I’m trying to build financial projections for our BPM migration, and most of my uncertainty comes from not knowing how long the actual workflow translation will take. We’re starting with maybe 150 processes, and engineering time to rebuild all of them is our biggest cost driver.

What’s interesting is people talking about using AI to take plain language descriptions of what we currently do and automatically generate workflow drafts. If that actually works at scale, it would fundamentally change our cost model.

The question I’m wrestling with: is this actually significant enough to change project economics, or am I overestimating the impact? If you’re starting from “here’s what our process does in English” and getting to “here’s a workflow structure I can validate and iterate on,” how much faster does that make the migration?

I’m trying to figure out if this is like 10% faster or 40% faster. That difference determines whether we can actually do this internally or need to hire consultants.

We modeled this carefully because it was the hinge point of our business case too. Here’s what we actually saw.

Traditional approach was engineering spending days interviewing process owners, documenting what they said, building initial workflows, then going back and forth on refinements. About four days per process on average.

With AI drafting from descriptions we already had, the flow was: take existing process documentation, feed it to AI, get workflow draft, validate with process owner, make refinements. About one day per process.

So yeah, that’s roughly 75% time savings on the translation work. Real difference in total project cost. But the catch is you need good documentation to start with. If your processes are only in people’s heads, you’re still doing the interviews, just in a different order.

What surprised us was how much this changed risk. Instead of betting on engineering estimates for how long conversion would take, we had actual data about how long AI drafting took and how much iteration was needed. That made our financial projections way more credible.

The impact is meaningful but not transformational. You’re accelerating a specific part of the work - going from requirements to initial structure. You still need validation, you still need integration work, you still need testing.

What I’ve seen is it changes the cost model from “mostly engineering rework” to “more process owner validation before engineering touches it.” That’s actually better because misalignment gets caught earlier when it’s cheaper to fix.

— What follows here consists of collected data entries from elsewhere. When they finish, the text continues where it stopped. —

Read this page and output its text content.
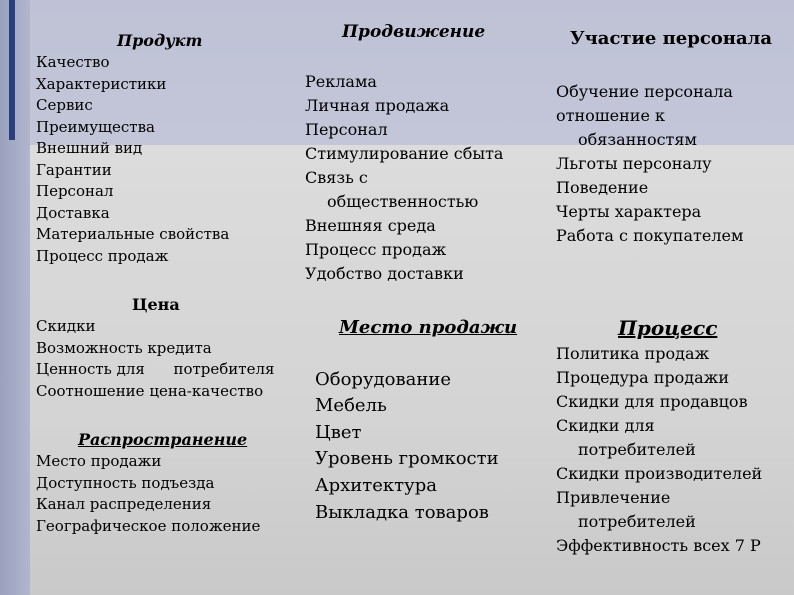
Продукт
Качество
Характеристики
Сервис
Преимущества
Внешний вид
Гарантии
Персонал
Доставка
Материальные свойства
Процесс продаж
Продвижение
Реклама
Личная продажа
Персонал
Стимулирование сбыта
Связь с
общественностью
Внешняя среда
Процесс продаж
Удобство доставки
Участие персонала
Обучение персонала
отношение к
обязанностям
Льготы персоналу
Поведение
Черты характера
Работа с покупателем
Цена
Скидки
Возможность кредита
Ценность для      потребителя
Соотношение цена-качество
Распространение
Место продажи
Доступность подъезда
Канал распределения
Географическое положение
Место продажи
Оборудование
Мебель
Цвет
Уровень громкости
Архитектура
Выкладка товаров
Процесс
Политика продаж
Процедура продажи
Скидки для продавцов
Скидки для
потребителей
Скидки производителей
Привлечение
потребителей
Эффективность всех 7 Р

For your math, I’d model it as 50-60% savings on the requirements-to-initial-workflow phase specifically, not 50-60% of total project cost. The rest of the work - testing, integration, training - doesn’t change much.

The real impact depends on your starting point. If you have documented processes, AI drafting is genuinely a big time saver. If you’re starting from scattered documentation and tribal knowledge, it’s less dramatic because you still need to document first.

For cost modeling, I’d recommend piloting this with a small subset of processes. Get real numbers on how long AI drafting actually takes, how many iterations are needed for validation, and what engineering refinements look like. Use that data to model your full migration instead of guessing about impact.

We saw significant changes using Latenode’s AI Copilot for this exact work. Took our process descriptions in plain language and generated workflow drafts. Game changer for cost models.

What happened was we went from “engineering time is our constraint” to “validation is our constraint.” Process owners could review drafts and give feedback way faster than engineering could build from scratch.

Our migration cost dropped about 40% because we accelerated the workflow generation phase and caught misalignment earlier. The financial model went from theoretical to based on actual AI drafting performance.